Each person’s thoughts flow into that formation, forming part of the earth’s psychic atmosphere.  From that atmosphere flows the natural earthly patterns from which your seasons emerge with all of their variety and effects.  You are never victims of natural disasters, though it may seem that you are, for you have your hand in forming them.  You are creatively involved in the earth’s cycles.  No one can be born for you, or die for you, and yet no birth or death is really an isolated event, but one in which the entire planet participates.  In personal terms, again, each species is concerned not only with survival but with the quality of its life and experience.

In those terms, natural disasters ultimately end up righting a condition that earlier blighted the desired quality of life, so that adjustments were made.

The “victims” choose to participate in those conditions at spiritual, psychological, and biological levels.  Many of those who are counted among the fatalities might otherwise die of extended illnesses, for example.  At cellular levels such knowledge is available, and in one way or another imparted, often in dreams, to the individual.  Conscious comprehension need not follow, for many people know such things, and pretend not to know them at the same time.

Others have finished with their challenges; they want to die and are looking for an excuse – a face-saving device.  However, those who choose such deaths want to die in terms of drama, in the middle of their activities, and are in a strange way filled with the exultant inner knowledge of life’s strength even at the point of death.  At last they identify with the power of nature that seemingly destroyed them.

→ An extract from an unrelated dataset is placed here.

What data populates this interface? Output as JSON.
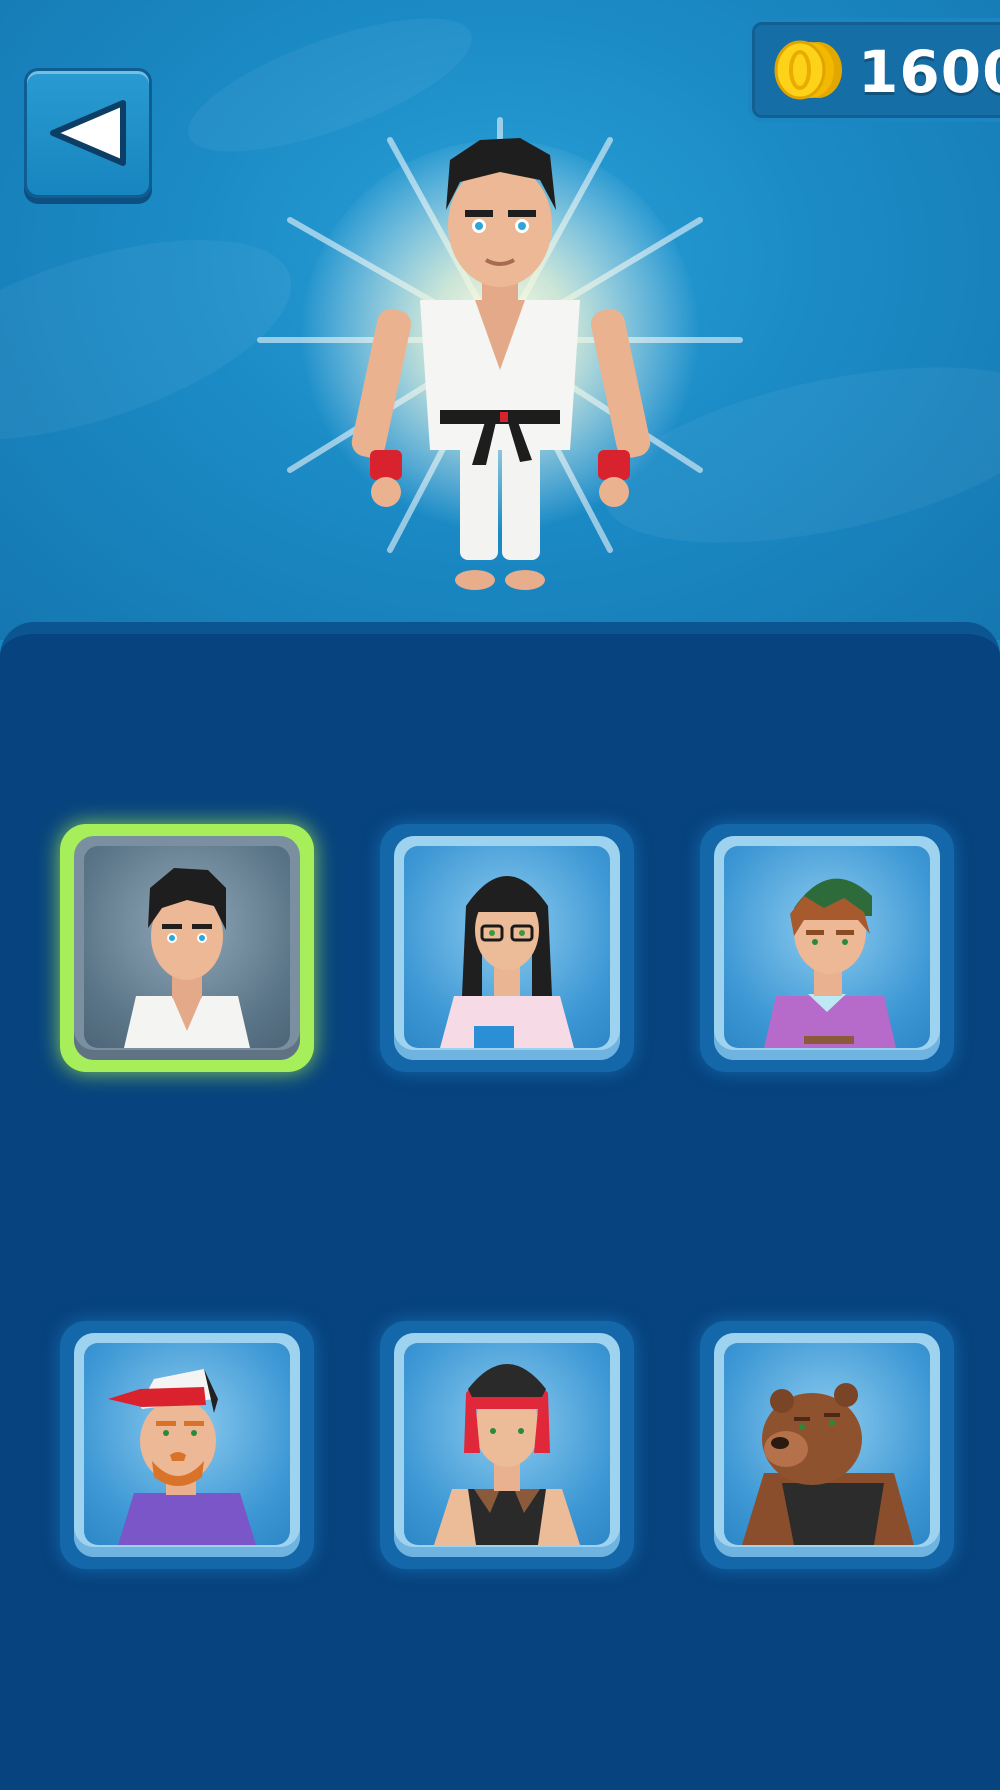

That identification often brings about in death – but not always – an added acceleration of consciousness, and involves such individuals in a kind of “group death experience”, where all of the victims more or less embark into another level of reality “at the same time”.

Those people were aware just beneath consciousness of the possibilities of such an event long before the disaster occurred, and could until the last moment choose to avoid the encounter.  Animals know of weather conditions ahead of time, as old tales say.  The perception is a biological part of your heritage also.  The body is prepared, though consciously it seems you are ignorant.

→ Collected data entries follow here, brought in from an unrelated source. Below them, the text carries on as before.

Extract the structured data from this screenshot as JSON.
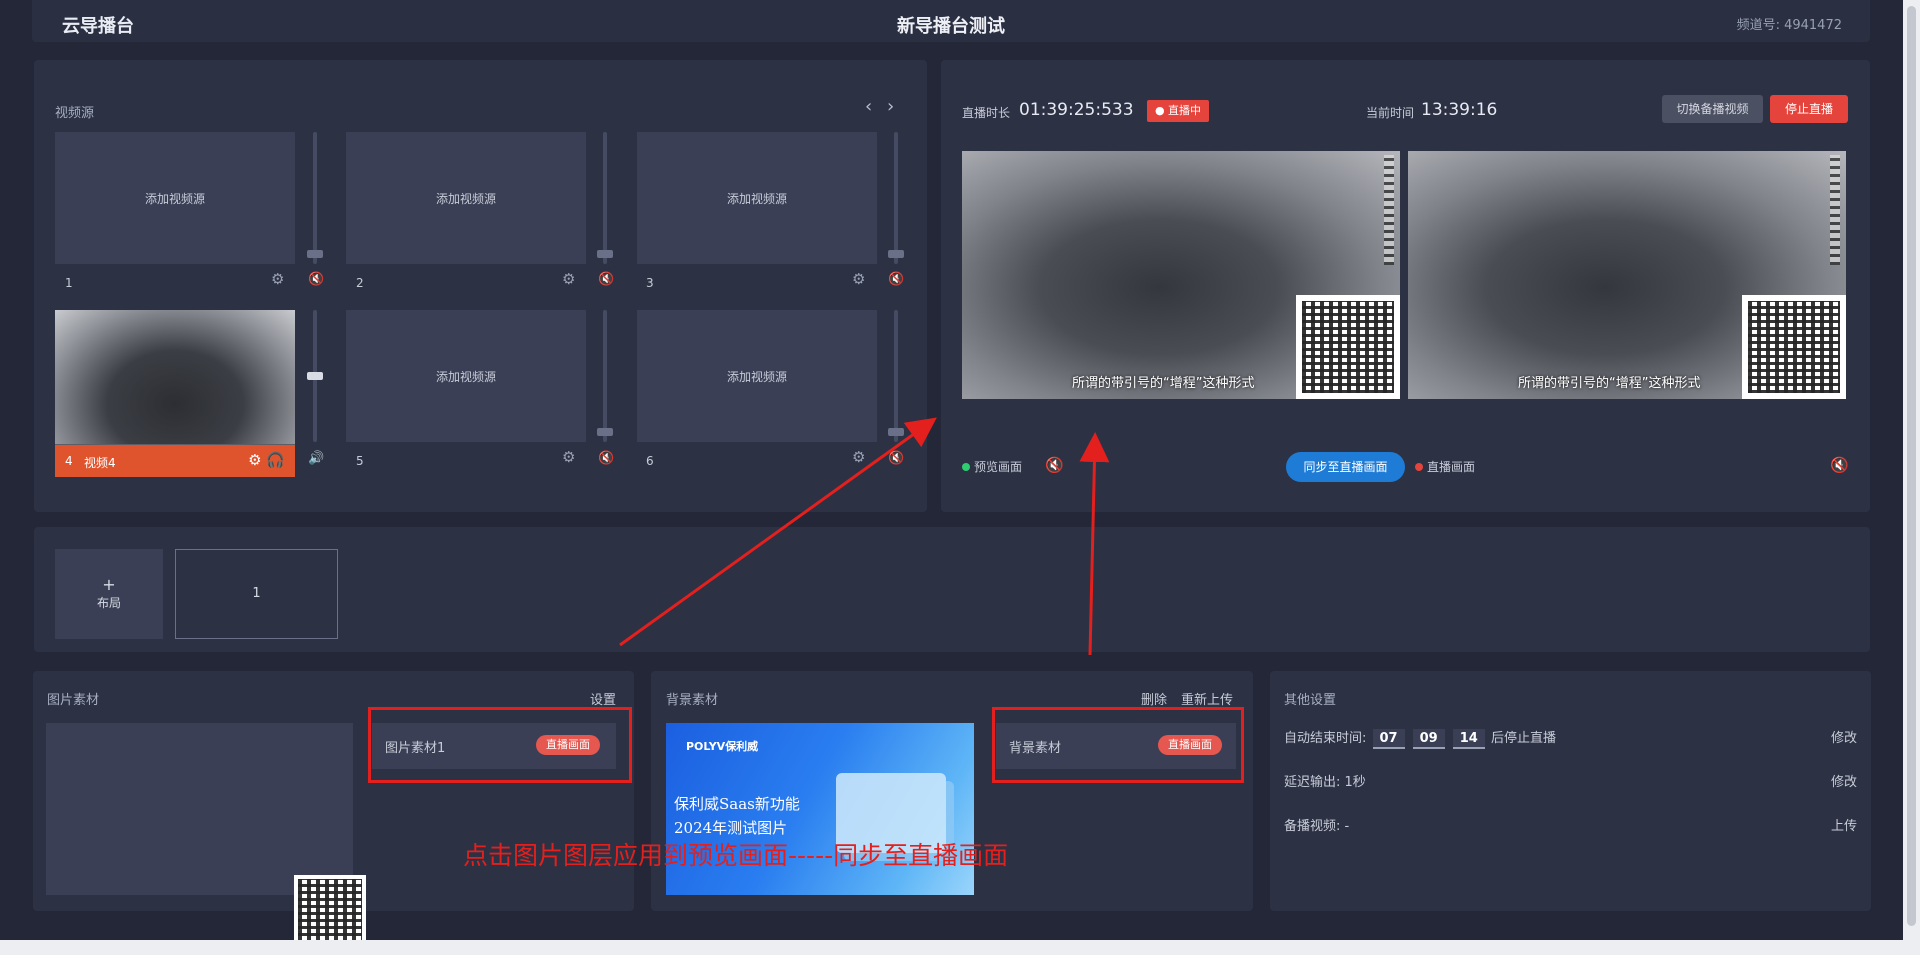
{
  "header": {
    "app_title": "云导播台",
    "page_title": "新导播台测试",
    "channel": "频道号: 4941472"
  },
  "sources": {
    "title": "视频源",
    "prev_icon": "‹",
    "next_icon": "›",
    "placeholder": "添加视频源",
    "items": [
      {
        "num": "1",
        "placeholder": "添加视频源",
        "level": 0.05
      },
      {
        "num": "2",
        "placeholder": "添加视频源",
        "level": 0.05
      },
      {
        "num": "3",
        "placeholder": "添加视频源",
        "level": 0.05
      },
      {
        "num": "4",
        "name": "视频4",
        "active": true,
        "level": 0.5
      },
      {
        "num": "5",
        "placeholder": "添加视频源",
        "level": 0.05
      },
      {
        "num": "6",
        "placeholder": "添加视频源",
        "level": 0.05
      }
    ]
  },
  "monitor": {
    "duration_label": "直播时长",
    "duration_value": "01:39:25:533",
    "live_badge": "直播中",
    "time_label": "当前时间",
    "time_value": "13:39:16",
    "switch_btn": "切换备播视频",
    "stop_btn": "停止直播",
    "preview_label": "预览画面",
    "live_label": "直播画面",
    "sync_btn": "同步至直播画面",
    "caption": "所谓的带引号的“增程”这种形式",
    "colors": {
      "preview_dot": "#2ecc71",
      "live_dot": "#e5443c",
      "accent": "#1f7cd6",
      "danger": "#e5443c"
    }
  },
  "layouts": {
    "add_label": "布局",
    "add_icon": "+",
    "items": [
      "1"
    ]
  },
  "image_materials": {
    "title": "图片素材",
    "settings": "设置",
    "row_name": "图片素材1",
    "row_tag": "直播画面"
  },
  "bg_materials": {
    "title": "背景素材",
    "delete": "删除",
    "reupload": "重新上传",
    "row_name": "背景素材",
    "row_tag": "直播画面",
    "preview_brand": "POLYV保利威",
    "preview_line1": "保利威Saas新功能",
    "preview_line2": "2024年测试图片"
  },
  "other_settings": {
    "title": "其他设置",
    "auto_end_label": "自动结束时间:",
    "auto_end_h": "07",
    "auto_end_m": "09",
    "auto_end_s": "14",
    "auto_end_suffix": "后停止直播",
    "edit1": "修改",
    "delay_label": "延迟输出: 1秒",
    "edit2": "修改",
    "backup_label": "备播视频: -",
    "upload": "上传"
  },
  "annotation": {
    "text": "点击图片图层应用到预览画面-----同步至直播画面",
    "color": "#e3201d"
  }
}
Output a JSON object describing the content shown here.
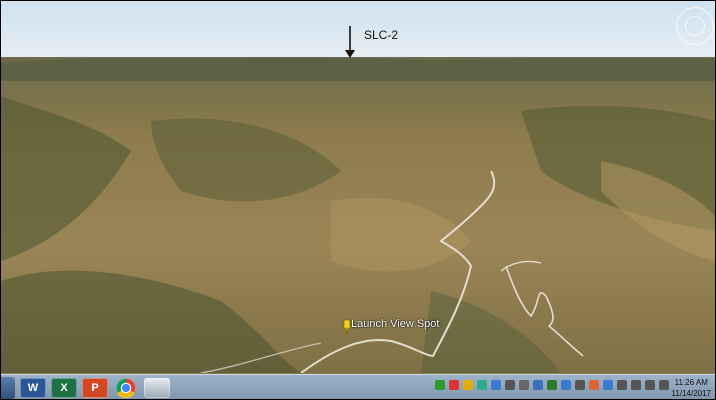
{
  "map": {
    "view": "3D terrain perspective",
    "annotations": {
      "slc_label": "SLC-2",
      "pin_label": "Launch View Spot"
    },
    "colors": {
      "sky": "#d6e6f2",
      "terrain_dry": "#a88c58",
      "terrain_veg": "#4f5a33",
      "road": "#e6e2d6",
      "pin": "#f2d21b"
    }
  },
  "taskbar": {
    "apps": [
      {
        "name": "word-icon",
        "glyph": "W",
        "color": "#2b5797"
      },
      {
        "name": "excel-icon",
        "glyph": "X",
        "color": "#1e7145"
      },
      {
        "name": "powerpoint-icon",
        "glyph": "P",
        "color": "#d24726"
      },
      {
        "name": "chrome-icon",
        "glyph": "",
        "color": "#dd4b39"
      },
      {
        "name": "google-earth-icon",
        "glyph": "",
        "color": "#7a8a9a"
      }
    ],
    "tray_colors": [
      "#2d9c2d",
      "#d33",
      "#e0b000",
      "#3a8",
      "#3c7ad0",
      "#555",
      "#666",
      "#3a6fbf",
      "#2a7a2a",
      "#3c7ad0",
      "#555",
      "#d63",
      "#3c7ad0",
      "#555",
      "#555",
      "#555",
      "#555"
    ],
    "clock": {
      "time": "11:26 AM",
      "date": "11/14/2017"
    }
  }
}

There are innumerable relationships that exist between the interior environment of the body and the weather patterns.  The ancient feelings of identification with storms are quite valid, and in that respect the “realism” of feelings is far superior to the realism of logic.  When a person feels a part of a storm, those feelings speak a literal truth.  Logic deals with exterior conditions, with cause-and-effect relationships.  Intuitions deal with immediate experience of the most intimate nature, with subjective motions and activities that in your terms move far quicker than the speed of light, and with simultaneous events that your cause-and-effect level is far too slow to perceive.

In that regard also, the activities of the inner environment are too fast for you to follow intellectually.  Your intuitions, however, can give you clues to such behavior.  A country is responsible for its own droughts, earthquakes, floods, hurricanes – and for its own harvests and rich display of products, its industry and cultural achievements, and each of these elements is related to each other.

If the quality of life that is considered spiritually and biologically necessary fails, then adjustments occur.  A political problem might be altered by a natural disaster if political means fail.  On the other hand, the rousing creative energies of the people will emerge.

Excellence will show itself through the arts, cultural creativity, technological or sociological accomplishments.  The species tries to fulfill its great capacities.  Each physical body in its own way is like the world.  It has its own defenses and abilities, and each portion of it strives for a quality of existence that will bring to the smallest parts of it the spiritual and biological fulfillment of its own nature.